A stamp is forever
Could 1¢ and 2¢ stamps be on the endangered species list? Such an idea may seem laughable, but it’s no longer unthinkable with the USPS announcing today that all 2011 commemorative stamps will be “forever” stamps.
If you live in the U.S., you’re no doubt familiar with the Liberty Bell forever stamps introduced in 2007, which will always be valid at the current first-class rate regardless of how much the cost of mailing a letter increases. But until now, only a handful of definitives and some of this year’s holiday stamps have received that designation.
The official announcement regarding the change states that the Liberty Bell stamps now constitute the majority of first-class stamp sales, but there’s also a potential financial benefit for the struggling post office. As David Failor, executive director of stamp services, explains, the USPS will no longer have to destroy unused stamps. What’s printed can simply remain on sale until supplies are exhausted, which actually makes sense.

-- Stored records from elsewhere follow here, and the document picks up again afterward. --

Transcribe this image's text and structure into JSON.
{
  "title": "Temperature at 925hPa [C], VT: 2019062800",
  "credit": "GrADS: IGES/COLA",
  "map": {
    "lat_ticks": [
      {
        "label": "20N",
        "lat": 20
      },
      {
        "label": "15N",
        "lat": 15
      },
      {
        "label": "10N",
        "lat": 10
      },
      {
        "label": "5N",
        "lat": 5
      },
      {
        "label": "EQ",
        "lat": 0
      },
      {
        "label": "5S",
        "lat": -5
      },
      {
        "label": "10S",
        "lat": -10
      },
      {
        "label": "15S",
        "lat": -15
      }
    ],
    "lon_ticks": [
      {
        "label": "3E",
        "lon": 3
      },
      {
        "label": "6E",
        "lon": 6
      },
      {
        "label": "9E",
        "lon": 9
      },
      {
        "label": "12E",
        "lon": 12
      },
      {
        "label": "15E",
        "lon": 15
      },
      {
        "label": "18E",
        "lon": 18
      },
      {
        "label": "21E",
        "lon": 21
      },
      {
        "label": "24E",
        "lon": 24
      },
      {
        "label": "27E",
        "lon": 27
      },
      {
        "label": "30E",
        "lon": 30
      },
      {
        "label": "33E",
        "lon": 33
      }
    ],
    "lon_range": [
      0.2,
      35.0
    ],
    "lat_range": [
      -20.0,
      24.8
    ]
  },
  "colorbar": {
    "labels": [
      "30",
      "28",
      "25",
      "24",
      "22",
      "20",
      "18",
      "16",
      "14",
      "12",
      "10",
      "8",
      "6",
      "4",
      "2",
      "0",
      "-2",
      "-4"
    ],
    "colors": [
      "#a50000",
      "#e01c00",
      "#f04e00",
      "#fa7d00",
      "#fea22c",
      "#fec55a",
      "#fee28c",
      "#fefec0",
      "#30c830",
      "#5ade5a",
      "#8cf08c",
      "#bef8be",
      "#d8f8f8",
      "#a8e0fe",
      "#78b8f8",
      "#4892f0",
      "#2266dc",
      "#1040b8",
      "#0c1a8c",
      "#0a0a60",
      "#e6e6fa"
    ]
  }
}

While some denominated stamps will still be necessary for paying the postage on a second ounce, for example, or the non-machinable surcharge, the lowest value definitives would seem to become all but useless. If all first-class stamps are forever stamps, then there will never be any need to add a penny or two of postage to reach the current rate. It will be interesting to see where the postal service goes with this.
What do you think of the change? Will you miss denominated commemoratives, or do you think it’s high time the postal service made this move?